Oddly enough, last November did not throw me into despair. Instead, I got angry and I got active. At this point, I decided to largely jettison my passing privilege and live as openly trans. I embraced visibility and I embraced activism. I don’t necessarily disclose to everyone I meet, every time I buy a cup of coffee, but I am living out and proud, and ready to give a poke in the eye to anyone who has an issue with who I am.
It’s not an attitude I like to have, going out into the world, but a girl needs her armor these days, she needs her inner warrior, and attitude + makeup goes further than just makeup.
It’s legitimately dangerous living out. It’s legitimately dangerous living closeted. I know this every time I leave my house. I expect every trans person out there knows that feeling. I have no judgement, NONE AT ALL, for those who choose to remain stealth, or choose not to transition at this time, or who are de-transitioning out of fear of safety. Please stay safe.
But for those of us who can, visibility matters.
I live in a state with ‘protections.’ Connecticut was early on board with legal protections for trans people. I’m proud of this fact, but legal protections are a long way from acceptance, from equality. Protections do not end bigotry, they merely cause the more open and virulent forms of it to go underground. Protections do not prevent people from judging you by a very different ruler than people use for everyone else.
Even in a liberal state with ‘protections,’ things are still really very bad out there for trans people (and other marked minorities, of course).
Visibility is the only thing I know of that can ameliorate this prejudice. Every time we present ourselves to the world, we become a little more human. It’s much harder to stereotype someone you actually know in person. It’s much harder to dehumanize someone you have met, talked with, laughed with.
So I have been putting myself out there, openly and proudly. I have been helping organize with the Women’s March on Washington, at the state level. I have been showing up and volunteering with all the rising activism that has been springing up. I have personally advocated for trans rights and inclusion in all activities. Hopefully, I have been showing myself to be a valuable contributor in numerous causes. Some glbt, some not. I am, after all, a full and complete human like any other, with a wide variety of interests and passions, just like everyone else.

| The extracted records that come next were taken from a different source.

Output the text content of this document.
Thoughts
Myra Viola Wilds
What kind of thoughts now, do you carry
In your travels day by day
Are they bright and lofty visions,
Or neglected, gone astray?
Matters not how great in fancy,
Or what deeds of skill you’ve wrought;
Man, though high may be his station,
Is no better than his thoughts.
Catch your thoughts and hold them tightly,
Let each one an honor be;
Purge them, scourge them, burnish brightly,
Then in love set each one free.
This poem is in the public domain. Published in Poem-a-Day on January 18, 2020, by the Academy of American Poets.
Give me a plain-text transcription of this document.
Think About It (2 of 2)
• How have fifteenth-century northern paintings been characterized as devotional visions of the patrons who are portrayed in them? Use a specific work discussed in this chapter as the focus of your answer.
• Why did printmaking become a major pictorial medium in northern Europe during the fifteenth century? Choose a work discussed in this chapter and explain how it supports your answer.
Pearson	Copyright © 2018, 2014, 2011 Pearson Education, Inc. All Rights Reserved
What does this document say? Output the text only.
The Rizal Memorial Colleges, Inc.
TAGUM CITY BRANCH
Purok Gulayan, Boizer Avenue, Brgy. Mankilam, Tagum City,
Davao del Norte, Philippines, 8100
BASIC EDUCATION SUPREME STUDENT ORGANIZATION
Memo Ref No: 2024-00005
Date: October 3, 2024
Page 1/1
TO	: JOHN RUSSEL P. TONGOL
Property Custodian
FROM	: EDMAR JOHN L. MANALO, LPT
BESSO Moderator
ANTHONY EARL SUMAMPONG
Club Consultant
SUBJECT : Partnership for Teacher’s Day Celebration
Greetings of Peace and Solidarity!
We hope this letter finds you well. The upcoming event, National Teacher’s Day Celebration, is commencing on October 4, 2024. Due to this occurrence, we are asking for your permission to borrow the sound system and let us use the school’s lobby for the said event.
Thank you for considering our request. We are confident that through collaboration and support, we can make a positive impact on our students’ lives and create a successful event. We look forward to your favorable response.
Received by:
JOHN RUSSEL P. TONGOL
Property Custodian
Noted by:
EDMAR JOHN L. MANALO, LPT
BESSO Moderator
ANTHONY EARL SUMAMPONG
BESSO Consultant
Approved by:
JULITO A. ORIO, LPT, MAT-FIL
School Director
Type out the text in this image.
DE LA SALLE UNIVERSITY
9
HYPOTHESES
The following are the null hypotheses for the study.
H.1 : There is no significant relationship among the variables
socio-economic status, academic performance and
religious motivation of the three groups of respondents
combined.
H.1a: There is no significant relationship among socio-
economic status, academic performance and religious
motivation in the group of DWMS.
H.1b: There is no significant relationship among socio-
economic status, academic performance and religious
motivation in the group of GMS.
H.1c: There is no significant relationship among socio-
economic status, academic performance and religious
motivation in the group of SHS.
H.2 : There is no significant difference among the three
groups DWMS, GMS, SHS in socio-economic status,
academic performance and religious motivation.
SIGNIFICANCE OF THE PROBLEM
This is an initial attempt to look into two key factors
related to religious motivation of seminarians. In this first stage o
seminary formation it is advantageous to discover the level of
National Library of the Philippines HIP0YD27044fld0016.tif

It is my contention that this visibility matters. When you are trans*, simply showing up and living with pride is a radical act.
The great thing about volunteer work, is that people tend to be happy enough to have someone to share the work with, they tend to be a bit less fussy about who is doing that work.
Things may seem bleak right now, for trans* people and other marked minorities, but appearances can be deceiving. All the ugly out there is backlash to the fact that we are, in fact, winning the culture war. The proper response to this backlash, in my mind, is to push even harder, rather than to retreat. The vehemence of the hate out there means one thing, loud and clear: we are winning. Now is not the time to give up, now is the time to make that final push.
For every legislative setback, we need to get more active.
For every word of cruelty, we need more radical kindness.
For every group gaining confidence in their hate and privilege, we need to build and strengthen communities of love, compassion and equality.
Just make sure our communities include everyone. That’s how we win.
The Women’s March on Washington gave us a great template for how to do this, with all their intentionality and intersectionality. Let’s carry those values to the local level. Make those values less of an ideal and more of a day-to-day normal. We can do this.